Le taureau a-t-il la moindre chance lors d'une corrida?

En théorie non. Les six taureaux toréés dans l'arène sont sensés mourir. Mais une nuance doit immédiatement être apportée: la corrida moderne n'est pas qu'un combat et l'enjeu pour le taureau est différent de celui du torero. En-effet, le taureau charge pour tuer (question de défense du territoire sur laquelle je reviendrai je pense plus tard): son enjeu est de tuer ou d'être tué, comme dans tout combat qu'il livre dans son milieu naturel. Le torero, lui, doit donner un maximum de passes et pas n'importe comment: son enjeu est plus artistique. Et conséquemment la corrida moderne est plus dangereuse pour le torero qu'elle ne l'était il y a deux siècles et demi (quand le toreo à pied s'est affirmé). Avec un simple combat pour enjeu, muni d'un simple bâton coloré et d'une épée (sans les tercios de piques ou de banderilles), le torero n'avait besoin que d'une passe pour tuer le taureau et il n'était qu'exceptionnellement blessé. Ce n'est qu'après ce constat que le style qui fait la beauté et la popularité de la corrida d'aujourd'hui s'est affirmé peu à peu: aujourd'hui le danger est plus réel pour les toreros et de 20 à 30% des picadors meurent dans l'arène ou des suites de blessures reçues dans l'arène. De plus, la pratique de l'indulto (la grâce du taureau) est de plus en plus répandue aujourd'hui même si elle doit demeurer exceptionnelle et réservée à des taureaux vraiment supérieurs qui ont produit un spectacle particulièrement grandiose (l'indulto c'est la gloire suprême du torero, réservé aux seuls matadors dans des arènes très réputées [et encore: on n'en a jamais eu qu'un seul à Madrid: c'est plus répandu à Nîmes ou à Séville]...); les taureaux ont donc, de plus en plus, une chance de sen sortir vivants et de rentrer à la ganaderia...

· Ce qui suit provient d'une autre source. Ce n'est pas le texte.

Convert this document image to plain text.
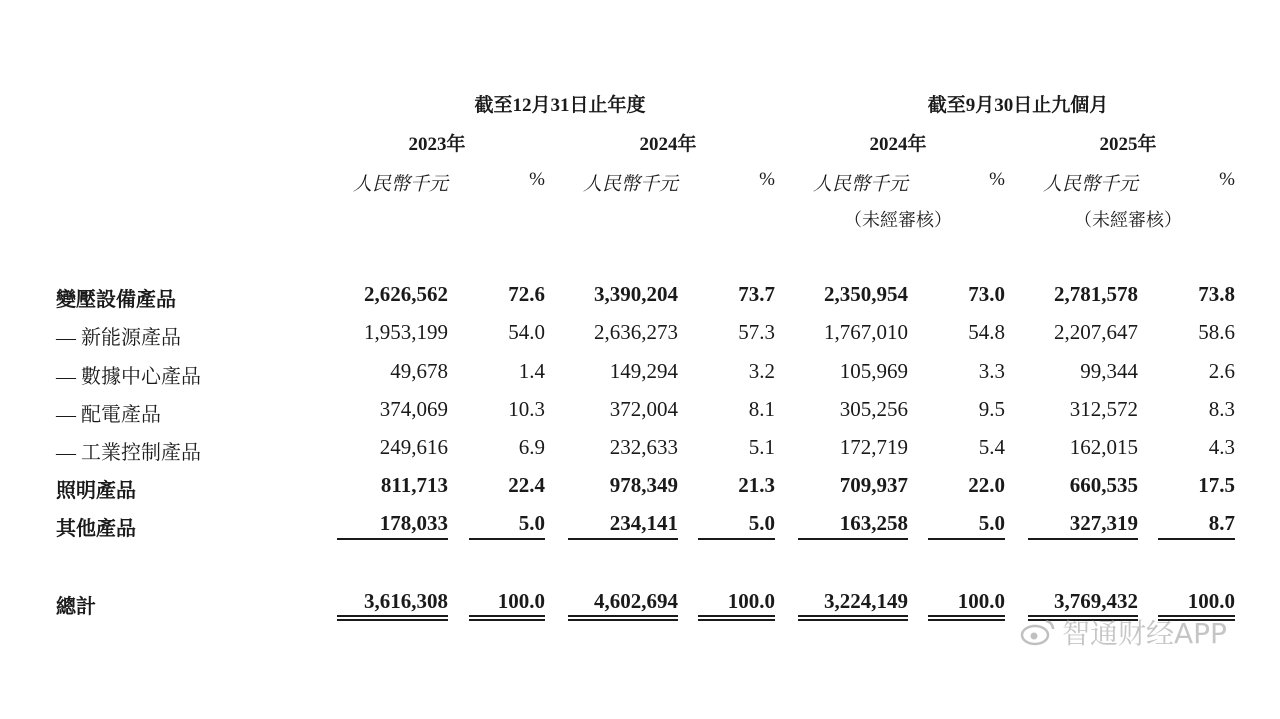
截至12月31日止年度	截至9月30日止九個月
2023年	2024年	2024年	2025年
人民幣千元	% 人民幣千元	% 人民幣千元	% 人民幣千元	%
（未經審核）	（未經審核）
變壓設備產品	2,626,562	72.6 3,390,204	73.7 2,350,954	73.0 2,781,578	73.8
— 新能源產品	1,953,199	54.0 2,636,273	57.3 1,767,010	54.8 2,207,647	58.6
— 數據中心產品	49,678	1.4	149,294	3.2	105,969	3.3	99,344	2.6
— 配電產品	374,069	10.3	372,004	8.1	305,256	9.5	312,572	8.3
— 工業控制產品	249,616	6.9	232,633	5.1	172,719	5.4	162,015	4.3
照明產品	811,713	22.4	978,349	21.3	709,937	22.0	660,535	17.5
其他產品	178,033	5.0	234,141	5.0	163,258	5.0	327,319	8.7
總計	3,616,308 100.0 4,602,694 100.0 3,224,149 100.0 3,769,432 100.0
智通财经APP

La corrida massacre les taureaux.

Faux! La corrida a au contraire sauvé le toro bravo qui aurait disparu purement et simplement sans elle. Sur la population taurine actuelle, seuls 6% meurent dans l'arène. 15% ne sont pas acceptés par le troupeau à la naissance et meurent très vite, 15% encore sont tués lors de combats entre taureaux (le rôle des ganaderios est entre autres de limiter le plus possible le nombre de ces combats en écartant certains mâles les uns des autres: sans ça la camada disparaîtrait très vite...). Les autres sont soit destinés à devenir des sementales (ou "reproducteurs") après une sélection très serrée, soit envoyés participer à d'autres jeux taurins sans mise à mort. Il n'y a rien de commun entre la corrida et les massacres écologiques, tout au contraire! supprimer la corrida serait condamner purement et simplement non-seulement la race mais tout un écosystème fondé dans des lieux particuliers et étendus (les ganaderias) où le taureau est au sommet de la chaîne alimentaire...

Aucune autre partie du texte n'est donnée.